Best Of 2019-C

From: P.R.
8-12-2019
A Victory (for entering a business while barefoot)
In answer to a member who wrote: “Yesterday I was kicked out of a local gas station…for being barefoot.  The employee told me it was against the [state] Health Code to be barefoot,” another member replied:
For some reason, gas stations (perhaps even more than grocery stores) seem most concerned about enforcing shoe policies and posting signs.  That seems odd since people don’t generally “dress up” to get gas or buy products inside (mostly cigarettes, soda and junk food).  So why the big deal there?  I don’t know.

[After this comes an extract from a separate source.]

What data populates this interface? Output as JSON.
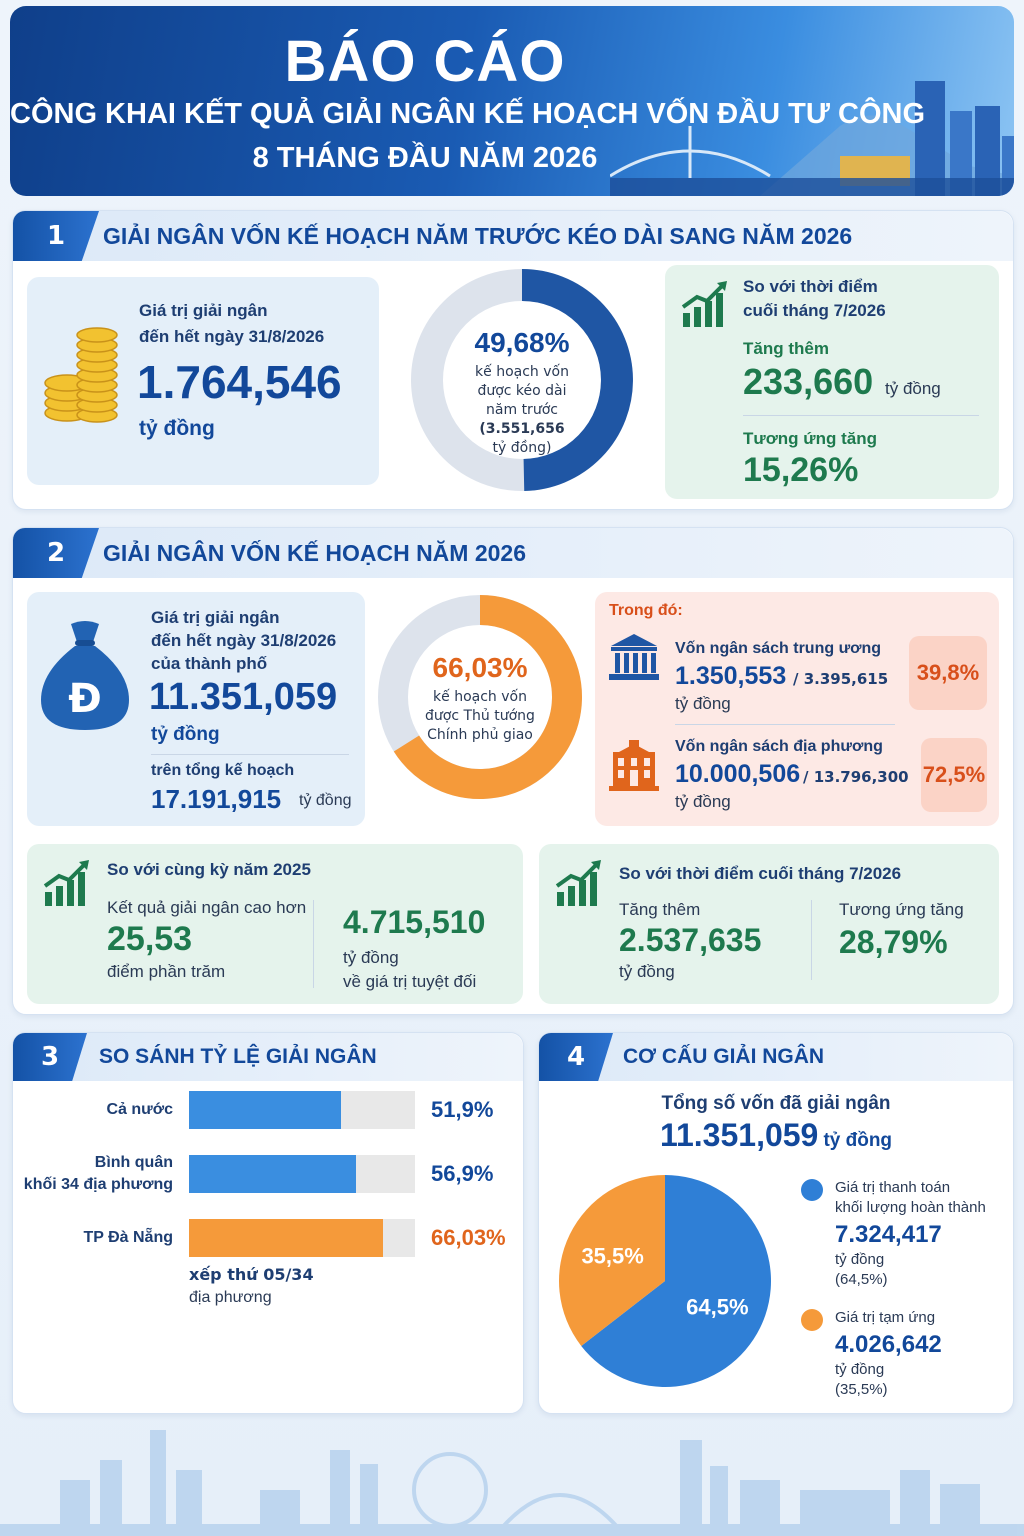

But many gas station/convenience stores do not have a shoe policy.  As anywhere else, it often depends on the particular employee we encounter. The employee you met clearly doesn’t understand the Health Code. They just referred to it as an excuse–hoping you’d cave in.  When you didn’t, they moved to the next excuse–a typical pattern of an insecure person who doesn’t like to be challenged or corrected. So, what might we say when an employee claims it’s the owner’s policy?  I’d ask to speak to the owner! I had a recent experience just like that in an RV park office that also sold some food items.

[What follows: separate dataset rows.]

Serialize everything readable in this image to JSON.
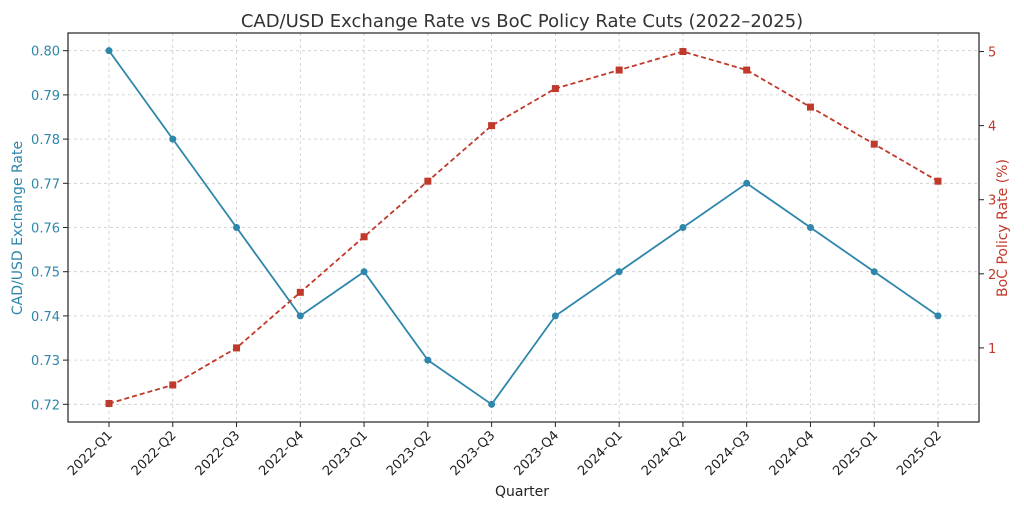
{
  "chart_data": {
    "type": "line",
    "title": "CAD/USD Exchange Rate vs BoC Policy Rate Cuts (2022–2025)",
    "xlabel": "Quarter",
    "categories": [
      "2022-Q1",
      "2022-Q2",
      "2022-Q3",
      "2022-Q4",
      "2023-Q1",
      "2023-Q2",
      "2023-Q3",
      "2023-Q4",
      "2024-Q1",
      "2024-Q2",
      "2024-Q3",
      "2024-Q4",
      "2025-Q1",
      "2025-Q2"
    ],
    "grid": true,
    "y_left": {
      "label": "CAD/USD Exchange Rate",
      "range": [
        0.716,
        0.804
      ],
      "ticks": [
        "0.72",
        "0.73",
        "0.74",
        "0.75",
        "0.76",
        "0.77",
        "0.78",
        "0.79",
        "0.80"
      ],
      "color": "#2e86ab"
    },
    "y_right": {
      "label": "BoC Policy Rate (%)",
      "range": [
        0.0,
        5.25
      ],
      "ticks": [
        "1",
        "2",
        "3",
        "4",
        "5"
      ],
      "color": "#c0392b"
    },
    "series": [
      {
        "axis": "left",
        "values": [
          0.8,
          0.78,
          0.76,
          0.74,
          0.75,
          0.73,
          0.72,
          0.74,
          0.75,
          0.76,
          0.77,
          0.76,
          0.75,
          0.74
        ],
        "color": "#2e86ab",
        "style": "solid",
        "marker": "circle"
      },
      {
        "axis": "right",
        "values": [
          0.25,
          0.5,
          1.0,
          1.75,
          2.5,
          3.25,
          4.0,
          4.5,
          4.75,
          5.0,
          4.75,
          4.25,
          3.75,
          3.25
        ],
        "color": "#c0392b",
        "style": "dashed",
        "marker": "square"
      }
    ]
  }
}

The employee, using the Health Code excuse, insisted that people needed shoes inside the park office since “they sold food there.”  The employee would not look at the Health Dept. letter I carried with me (confirming that they have has no such rule), but then, with a scowl, switched to, “well, it’s our policy.”
I later met up with the owner and related the experience.  He rolled his eyes and confirmed that they had no such policy.  He apologized for the employee’s attitude and promised to follow up with some retraining regarding customer service! So don’t give up.  Sometimes a story can have a satisfactory ending.